5. What does your creative process look like?
Hmm. We found an old espresso machine in my mother-in-law’s garage and that thing is key in kick-starting any writing. My best writing is by hand – it feels more like fun and less like work when I’m not staring at a computer screen. Half of the first draft of Finding the Game was written on the beach; the other half was written in the UNC library stacks. (I love college libraries.) Once I am into my second draft, I usually type and revise in a dark room with the door shut. I listen to two or three songs on a nonstop loop. What else…I achieve nothing in the afternoon. The middle of the night is my most creative time…but it’s getting tougher for me to pull all-nighters anymore. To my great astonishment, I’ve become more of a morning writer.


6. Can you elaborate on what the extra year of writing with the Nicholas Sparks fellowship year meant to you?
It was validation– there was the overcoming feeling of “oh my god, someone thinks I could actually be a writer.” It was also the first time in my life where I had the freedom to just sit around and think/dream, follow whims.

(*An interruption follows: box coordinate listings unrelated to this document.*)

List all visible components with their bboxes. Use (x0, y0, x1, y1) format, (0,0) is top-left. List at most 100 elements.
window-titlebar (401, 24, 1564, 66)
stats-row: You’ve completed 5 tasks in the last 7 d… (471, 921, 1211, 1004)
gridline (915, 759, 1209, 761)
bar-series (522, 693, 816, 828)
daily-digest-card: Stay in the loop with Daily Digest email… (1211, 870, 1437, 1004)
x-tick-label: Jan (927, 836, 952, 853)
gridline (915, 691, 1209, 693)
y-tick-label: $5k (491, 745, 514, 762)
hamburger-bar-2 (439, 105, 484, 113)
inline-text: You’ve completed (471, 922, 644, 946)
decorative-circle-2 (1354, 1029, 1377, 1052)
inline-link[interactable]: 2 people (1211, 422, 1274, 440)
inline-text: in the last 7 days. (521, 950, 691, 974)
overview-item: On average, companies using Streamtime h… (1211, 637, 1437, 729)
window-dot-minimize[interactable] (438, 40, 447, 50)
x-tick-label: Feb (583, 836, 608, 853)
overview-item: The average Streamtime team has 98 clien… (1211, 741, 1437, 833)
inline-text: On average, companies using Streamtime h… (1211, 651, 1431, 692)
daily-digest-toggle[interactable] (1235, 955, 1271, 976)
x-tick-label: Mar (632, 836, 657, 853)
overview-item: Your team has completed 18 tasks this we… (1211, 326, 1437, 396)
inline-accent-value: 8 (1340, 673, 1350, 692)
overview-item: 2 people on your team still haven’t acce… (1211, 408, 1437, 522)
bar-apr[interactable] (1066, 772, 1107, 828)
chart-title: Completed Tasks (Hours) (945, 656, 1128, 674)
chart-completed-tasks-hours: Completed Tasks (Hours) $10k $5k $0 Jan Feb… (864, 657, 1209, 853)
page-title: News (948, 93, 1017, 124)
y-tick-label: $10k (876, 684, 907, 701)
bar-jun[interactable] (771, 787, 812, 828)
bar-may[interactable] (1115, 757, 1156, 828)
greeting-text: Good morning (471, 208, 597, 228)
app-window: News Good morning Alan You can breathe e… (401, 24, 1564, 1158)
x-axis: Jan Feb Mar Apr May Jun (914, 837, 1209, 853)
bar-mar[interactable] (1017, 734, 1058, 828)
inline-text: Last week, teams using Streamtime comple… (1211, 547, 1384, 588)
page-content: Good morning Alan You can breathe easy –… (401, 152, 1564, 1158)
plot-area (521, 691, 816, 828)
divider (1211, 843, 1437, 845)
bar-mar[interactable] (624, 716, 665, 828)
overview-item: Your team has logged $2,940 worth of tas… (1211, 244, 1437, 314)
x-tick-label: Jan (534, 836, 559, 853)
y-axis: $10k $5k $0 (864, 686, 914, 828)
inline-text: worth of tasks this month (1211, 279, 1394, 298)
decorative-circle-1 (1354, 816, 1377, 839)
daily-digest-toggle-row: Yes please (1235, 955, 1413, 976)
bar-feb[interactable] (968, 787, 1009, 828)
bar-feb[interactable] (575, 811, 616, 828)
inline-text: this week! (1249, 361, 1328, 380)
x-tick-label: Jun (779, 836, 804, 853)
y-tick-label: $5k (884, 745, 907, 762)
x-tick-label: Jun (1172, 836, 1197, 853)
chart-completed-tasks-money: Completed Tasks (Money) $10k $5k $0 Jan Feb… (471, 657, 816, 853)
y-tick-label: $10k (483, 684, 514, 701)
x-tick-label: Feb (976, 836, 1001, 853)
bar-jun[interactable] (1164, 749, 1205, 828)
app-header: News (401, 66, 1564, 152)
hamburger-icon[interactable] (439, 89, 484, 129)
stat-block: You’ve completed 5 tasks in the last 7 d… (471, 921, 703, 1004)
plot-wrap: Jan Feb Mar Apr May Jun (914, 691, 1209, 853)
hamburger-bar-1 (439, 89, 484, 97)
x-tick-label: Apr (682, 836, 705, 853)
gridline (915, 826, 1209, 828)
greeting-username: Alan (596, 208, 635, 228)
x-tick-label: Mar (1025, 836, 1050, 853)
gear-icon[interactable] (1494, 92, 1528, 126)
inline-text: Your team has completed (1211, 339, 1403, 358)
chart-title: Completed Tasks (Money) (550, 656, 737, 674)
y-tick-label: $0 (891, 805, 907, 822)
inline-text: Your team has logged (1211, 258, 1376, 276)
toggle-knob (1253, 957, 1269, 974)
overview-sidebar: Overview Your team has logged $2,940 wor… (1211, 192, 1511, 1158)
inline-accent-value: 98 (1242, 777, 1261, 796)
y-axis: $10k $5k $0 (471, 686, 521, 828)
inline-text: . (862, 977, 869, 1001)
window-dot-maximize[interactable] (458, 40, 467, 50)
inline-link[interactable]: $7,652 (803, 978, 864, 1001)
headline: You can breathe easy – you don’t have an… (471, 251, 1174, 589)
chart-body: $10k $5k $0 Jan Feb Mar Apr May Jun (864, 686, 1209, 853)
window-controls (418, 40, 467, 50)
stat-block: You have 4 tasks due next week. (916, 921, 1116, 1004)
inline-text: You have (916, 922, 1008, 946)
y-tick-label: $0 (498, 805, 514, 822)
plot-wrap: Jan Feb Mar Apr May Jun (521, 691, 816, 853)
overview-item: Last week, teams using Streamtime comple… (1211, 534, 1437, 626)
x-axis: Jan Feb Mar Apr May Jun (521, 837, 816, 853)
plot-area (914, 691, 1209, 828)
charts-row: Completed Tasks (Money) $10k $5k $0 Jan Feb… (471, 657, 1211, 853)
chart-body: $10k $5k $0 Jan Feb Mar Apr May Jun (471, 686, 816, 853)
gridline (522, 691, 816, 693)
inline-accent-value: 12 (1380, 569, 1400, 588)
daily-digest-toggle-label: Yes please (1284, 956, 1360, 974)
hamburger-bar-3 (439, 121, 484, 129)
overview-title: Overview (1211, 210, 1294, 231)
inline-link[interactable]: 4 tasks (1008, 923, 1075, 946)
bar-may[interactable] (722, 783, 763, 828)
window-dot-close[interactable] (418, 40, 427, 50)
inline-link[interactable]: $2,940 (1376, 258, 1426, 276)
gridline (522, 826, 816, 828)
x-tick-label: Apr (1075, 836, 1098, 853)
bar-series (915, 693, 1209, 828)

That free imaginative space led to coming up with the idea for the trip around the world.

7. What advice would you give to writers who want to get into film, or published in general?
Don’t think about the publishing stage – just worry about making something you’re proud of. If you follow something you care about, you will eventually find a way to share it with others. With our film, we drove out to CA to be near our investor. After we drove across the country (hitting a deer on the way), we arrived to discover that our investor could no longer fund the rest of our film. We had nowhere to live, no jobs, no editing equipment, no way to finish our film. But we knew what we had was good and that was enough to push us forward.

8. What is the best piece of advice you’ve received?
To just get out there and see what happens. As for writing advice, Valerie Sayers once told us during a workshop, “Don’t get caught.” You know, trying to get rid of any of the writing that doesn’t ring true, anything that doesn’t seem real. And any part where you yourself are bored while writing it. If you’re unconvinced by a passage, your reader will be too.

9. What is the most exciting highlight of your life since receiving your MFA?
Bribing our way into a Bolivian prison to play pickup soccer with guys serving time for murder – that definitely comes to mind. I also just had a baby, which is a very different kind of exciting. (He has an awesome, all-natural mohawk.) And the most exciting development with my book was having it chosen as Meredith College’s Summer Reading Selection for the incoming freshmen.

10. What are you up to nowadays?
I teach writing classes at Laguna College of Art and Design (LCAD) and Orange Coast College (OCC), I play in pickup games with local Iranian guys, I sing ridiculous songs to my son, and I daydream about my next book.